Dziewczyna w okularach przekręciła oczami, a ja się uśmiechnąłem. Skyler już taka była. To jej urok, który sprawiał, że człowiek chciał przebywać w jego towarzystwie. Zaczęła opowiadać o tym, jak natknęła się na wspomnianego chłopaka, dlaczego nie poszła z nim na bal, skoro piszą już od jakiegoś czasu i wiele innych rzeczy. Mówiła tak szybko, że ciężko było mi zakodować niektóre informacje, dlatego co jakiś czas się wyłączalem. Oczywiście wtedy, Gdy blondynka nie mówiła nic ważnego.
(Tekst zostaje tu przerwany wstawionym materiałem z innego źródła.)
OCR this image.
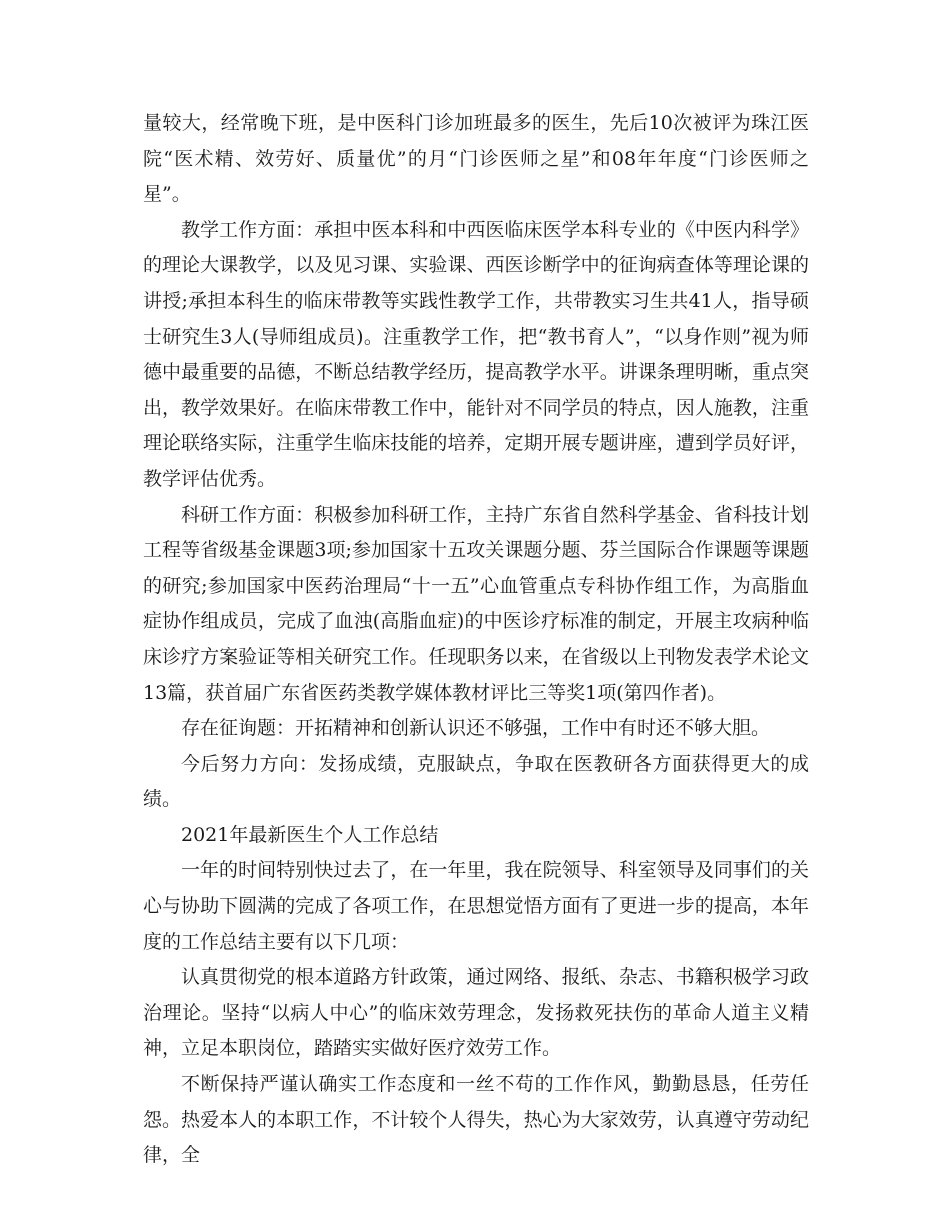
量较大，经常晚下班，是中医科门诊加班最多的医生，先后10次被评为珠江医院“医术精、效劳好、质量优”的月“门诊医师之星”和08年年度“门诊医师之星”。

教学工作方面：承担中医本科和中西医临床医学本科专业的《中医内科学》的理论大课教学，以及见习课、实验课、西医诊断学中的征询病查体等理论课的讲授;承担本科生的临床带教等实践性教学工作，共带教实习生共41人，指导硕士研究生3人(导师组成员)。注重教学工作，把“教书育人”，“以身作则”视为师德中最重要的品德，不断总结教学经历，提高教学水平。讲课条理明晰，重点突出，教学效果好。在临床带教工作中，能针对不同学员的特点，因人施教，注重理论联络实际，注重学生临床技能的培养，定期开展专题讲座，遭到学员好评，教学评估优秀。

科研工作方面：积极参加科研工作，主持广东省自然科学基金、省科技计划工程等省级基金课题3项;参加国家十五攻关课题分题、芬兰国际合作课题等课题的研究;参加国家中医药治理局“十一五”心血管重点专科协作组工作，为高脂血症协作组成员，完成了血浊(高脂血症)的中医诊疗标准的制定，开展主攻病种临床诊疗方案验证等相关研究工作。任现职务以来，在省级以上刊物发表学术论文13篇，获首届广东省医药类教学媒体教材评比三等奖1项(第四作者)。

存在征询题：开拓精神和创新认识还不够强，工作中有时还不够大胆。

今后努力方向：发扬成绩，克服缺点，争取在医教研各方面获得更大的成绩。

2021年最新医生个人工作总结

一年的时间特别快过去了，在一年里，我在院领导、科室领导及同事们的关心与协助下圆满的完成了各项工作，在思想觉悟方面有了更进一步的提高，本年度的工作总结主要有以下几项：

认真贯彻党的根本道路方针政策，通过网络、报纸、杂志、书籍积极学习政治理论。坚持“以病人中心”的临床效劳理念，发扬救死扶伤的革命人道主义精神，立足本职岗位，踏踏实实做好医疗效劳工作。

不断保持严谨认确实工作态度和一丝不苟的工作作风，勤勤恳恳，任劳任怨。热爱本人的本职工作，不计较个人得失，热心为大家效劳，认真遵守劳动纪律，全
Myślami wracałem do Thomasa i tego, że się na niego natknąłem. To nie mógł być przypadek, że był w kawiarni, do której postanowiłem się przejść wraz z siostrą. Czy to był jakiś znak? Wszystko w moimi życiu zaczynało się układać, a minęło zaledwie kilka godzin, abym znów zaczął się nad wszystkim zastanawiać. Co było nie tak z moim życiem? Może to czysty przypadek, a ja za bardzo się nad tym rozwodziłem? Nie lubiłem tego w sobie. Zbyt dużo czasu poświęcałem na niepotrzebną analizę, doprowadzając się tym do obłędu.